The first sin is simply the sin of despair. For any serious Christian, the mere notion of despair should be anathema. After all, how could any serious Christian ever lose hope in the example of Christ? Above all else, the Resurrection is a testament against hopelessness. When Jesus defeated death, he proved, beyond all doubt, that we have nothing to fear or feel hopeless about, neither in this world nor in life everlasting. The trials and tribulations of this world cannot destroy the next world if we follow His example and believe on Him.
The second sin is the nurturing of hope for a System that is inherently antithetical to God - that is, diametrically opposed to Truth, Beauty, and Virtue. The System is not only anti-Good, it has been meticulously engineered to actively wage war against the Good. Any experienced beneficial side effects of the System are either remnants from an earlier time (when the System itself may have been less inherently evil) or purely material by-products that offer nothing above the level of physical comfort, convenience, or pleasure.

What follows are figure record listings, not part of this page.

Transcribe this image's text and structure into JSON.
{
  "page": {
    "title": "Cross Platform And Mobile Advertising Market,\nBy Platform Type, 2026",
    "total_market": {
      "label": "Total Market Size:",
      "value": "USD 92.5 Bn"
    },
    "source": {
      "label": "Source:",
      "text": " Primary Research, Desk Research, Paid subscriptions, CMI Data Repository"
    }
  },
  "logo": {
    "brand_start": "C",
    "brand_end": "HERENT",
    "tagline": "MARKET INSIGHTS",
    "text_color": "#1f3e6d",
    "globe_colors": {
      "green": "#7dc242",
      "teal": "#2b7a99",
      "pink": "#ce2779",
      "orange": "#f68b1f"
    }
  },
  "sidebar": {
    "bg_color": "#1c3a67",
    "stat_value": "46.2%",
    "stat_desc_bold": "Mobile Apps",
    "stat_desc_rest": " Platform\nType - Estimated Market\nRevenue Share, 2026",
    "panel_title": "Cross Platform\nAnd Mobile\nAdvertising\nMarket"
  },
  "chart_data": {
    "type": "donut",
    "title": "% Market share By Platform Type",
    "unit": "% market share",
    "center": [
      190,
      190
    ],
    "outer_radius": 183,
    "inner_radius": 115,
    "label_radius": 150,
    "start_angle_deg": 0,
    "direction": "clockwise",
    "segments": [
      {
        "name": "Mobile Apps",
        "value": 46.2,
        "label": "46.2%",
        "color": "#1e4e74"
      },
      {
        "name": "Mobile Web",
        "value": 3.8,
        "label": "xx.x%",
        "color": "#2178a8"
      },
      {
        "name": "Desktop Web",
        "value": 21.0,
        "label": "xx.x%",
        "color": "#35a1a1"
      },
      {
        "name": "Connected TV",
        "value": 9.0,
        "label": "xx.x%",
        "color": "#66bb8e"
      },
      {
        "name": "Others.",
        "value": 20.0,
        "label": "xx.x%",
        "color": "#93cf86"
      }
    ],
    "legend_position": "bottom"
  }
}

To lose hope over a System that was designed to generate perpetual hopelessness, a System whose sole purpose in the past century (at least) has been to deny and destroy the Truth at every possible turn is akin to a Gulag prisoner losing hope in the proper, effective functioning of the Gulag that tortures him and keeps him captive.
The manner in which the System is faltering or collapsing (take your pick) is not something we should be celebrating or embracing. By the same token, it is also not something we should be resisting or despairing over. The System should have faltered or collapsed decades, nay centuries ago, but this development should have been achieved through our own willed decision to turn away from the System and establish a new mode of Being.
Yet we resisted and rejected that much needed shift of consciousness every time the opportunity to take it up arose. Instead of committing to this much-needed and, at times, sorely overdue consciousness shift we chose instead to double-down on our hope in the System. What we are experiencing now is an epic case of reaping what we have sown. Rather than despair, we should be feeling sorrow and shame - sorrow and shame that we collectively ever allowed ourselves to become materially-enslaved to such evil.
The faltering or total collapse of the System will undoubtedly generate much discomfort, hardship, and pain . . . perhaps even death. It is difficult and unsettling to consider what may await us all - our family, friends, loved ones, and the countless people we don't know - as the System continues to crumble, but we must never forget that all hope in the System is fundamentally sinful and misguided. The System was designed to abandon us. The System was designed to work against us. Hope in the System is, at best, hope invested in totalitarian, bureaucratic tyranny; at worse, it is hope invested in something even more sinister.
Any feeling of despair over the System is a declaration of the victory of evil. Hope, faith, and love are crucial in the here and now, but we should remain vigilant about where we place our hope, faith, and love.
God is a loving Creator. He will never abandon you. He will never work against you. He will arrange the material world in such a way that it becomes what each of us needs to nurture our continued spiritual growth and development. Our continued spiritual growth and development may not necessarily entail our continued material growth and development. This is a difficult pill to swallow for some Christians, but swallowed it must be.
God will never abandon us. God will never work against us. We must remember not to abandon or work against Him. In fact, the time has come to take up the cause our ancestors neglected to take up and begin working with Him creatively. That requires a total shift in consciousness, but that is what is needed, now more than ever.
Note added: Any feeling of despair, especially despair for the System, must be repented. We are all bound to taste despair in the weeks and months ahead. Having said that, it is one thing to taste despair and repent it; it is quite another thing to taste despair and then voluntarily feast on it.